Sebald’s Austerlitz becomes Kracauer’s Ahasuerus: wandering through a universal history, in eternity, seeking to solve the mystery of his name and his defeat, a personal heaven over the field of a lost battle. This is how Kracauer describes Ahasuerus: “I imagine him to be many faces, each reflecting one of the periods which he traversed and all of them combining into ever new patterns, as he restlessly, and vainly, tries on his wanderingsto reconstruct out of the times that shaped him the one time he is doomed to incarnate.” (Kracauer, 1969, p. 157) The multiple faces in Loznitsa’s film are the face(s) of Ahasuerus, the face(s) of Austerlitz. While on their excursion in Sachsenhausen, the tourists also seem to be followed by the gazes of the dead, “a higher form of stereometry”, in which “…we who are still alive are unreal in the eyes of the dead, that only occasionally, in certain lights and atmospheric conditions, do we appear in their field of vision.” (Sebald, p. 185)
“We do not understand the laws governing the return of the past”, Sebald says Austerlitz says, because our historical doctrine tells us that we are the subjects of history and historical consciousness. In actual reality, it is the gaze of the dead directed at us that gives us a name and a history. True, it is only “occasionally” – by pure contingency – that we find ourselves at the crucial moment of the opening of the skies over Austerlitz, when the past returns to us to lead us out of the maze of historical facts into the realm of the Last Things beyond tragedy, where physical realities can be redeemed by simply recording their ephemeral existence (which, as we remember, is what cinema does). The dead return because “they have been cheated of something”. The memorial serves as a movie theater for the dead to watch the living, to record their living existence, and to redeem their existence for history and memory.

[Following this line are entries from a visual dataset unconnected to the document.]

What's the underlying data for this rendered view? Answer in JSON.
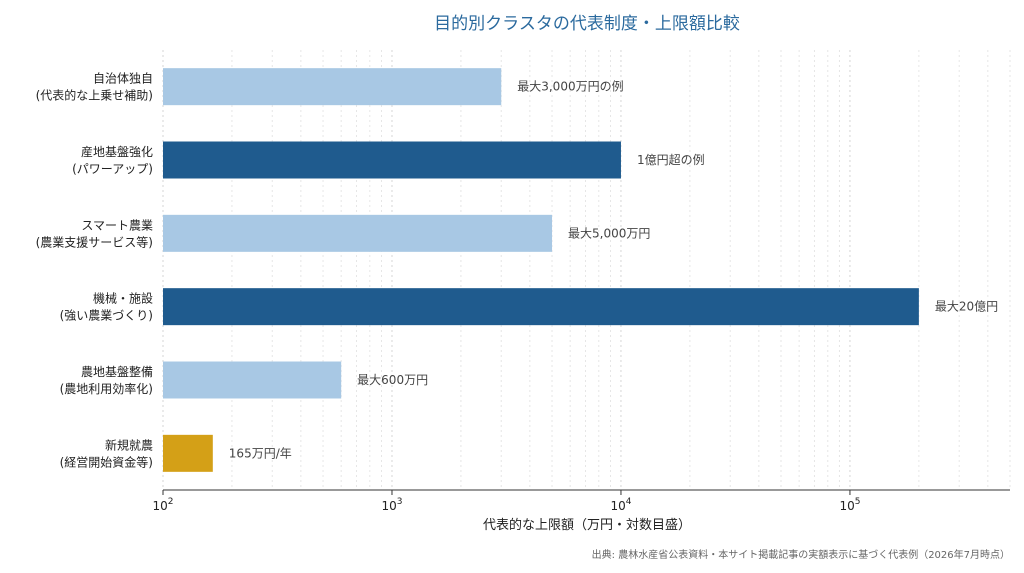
{
  "chart_data": {
    "type": "bar",
    "orientation": "horizontal",
    "title": "目的別クラスタの代表制度・上限額比較",
    "xlabel": "代表的な上限額（万円・対数目盛）",
    "x_scale": "log",
    "xlim": [
      100,
      500000
    ],
    "x_ticks": [
      100,
      1000,
      10000,
      100000
    ],
    "x_tick_labels": [
      {
        "base": "10",
        "exp": "2"
      },
      {
        "base": "10",
        "exp": "3"
      },
      {
        "base": "10",
        "exp": "4"
      },
      {
        "base": "10",
        "exp": "5"
      }
    ],
    "grid": "vertical minor and major lines",
    "categories": [
      {
        "line1": "自治体独自",
        "line2": "(代表的な上乗せ補助)",
        "value": 3000,
        "label": "最大3,000万円の例",
        "color": "#a8c8e4"
      },
      {
        "line1": "産地基盤強化",
        "line2": "(パワーアップ)",
        "value": 10000,
        "label": "1億円超の例",
        "color": "#1f5b8e"
      },
      {
        "line1": "スマート農業",
        "line2": "(農業支援サービス等)",
        "value": 5000,
        "label": "最大5,000万円",
        "color": "#a8c8e4"
      },
      {
        "line1": "機械・施設",
        "line2": "(強い農業づくり)",
        "value": 200000,
        "label": "最大20億円",
        "color": "#1f5b8e"
      },
      {
        "line1": "農地基盤整備",
        "line2": "(農地利用効率化)",
        "value": 600,
        "label": "最大600万円",
        "color": "#a8c8e4"
      },
      {
        "line1": "新規就農",
        "line2": "(経営開始資金等)",
        "value": 165,
        "label": "165万円/年",
        "color": "#d4a017"
      }
    ],
    "source": "出典: 農林水産省公表資料・本サイト掲載記事の実額表示に基づく代表例（2026年7月時点）"
  }
}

At the end of the film, we see the tourists (who appear relieved rather than enriched) leaving the territory of the memorial. After the passage through Sachsenhausen’s artificial environments, the parody of the not-quite-really-direct imprisonment gives way to the genuine and unbounded enjoyment of emancipation. Eventually, Austerlitz the Ahasuerus would also be released from the bondage of his heritage: when he has achieved the vision of the totality of the past, after having gone through the experiences of particular fragmented histories, at the end of Times, at the moment of his disintegration.
1 http://www.stiftung-bg.de/gums/en/accessed May 7th, 2017.
Bibliographie
Kracauer, Siegfried, 1960, Theory of film: the redemption of physical reality, Oxford U.P., New York.
Kracauer, Siegfried, 1969, History: the last things before the last, New York.
Sebald, W. G., 2001, Austerlitz, transl. by Antonia Bell, Random House, New York.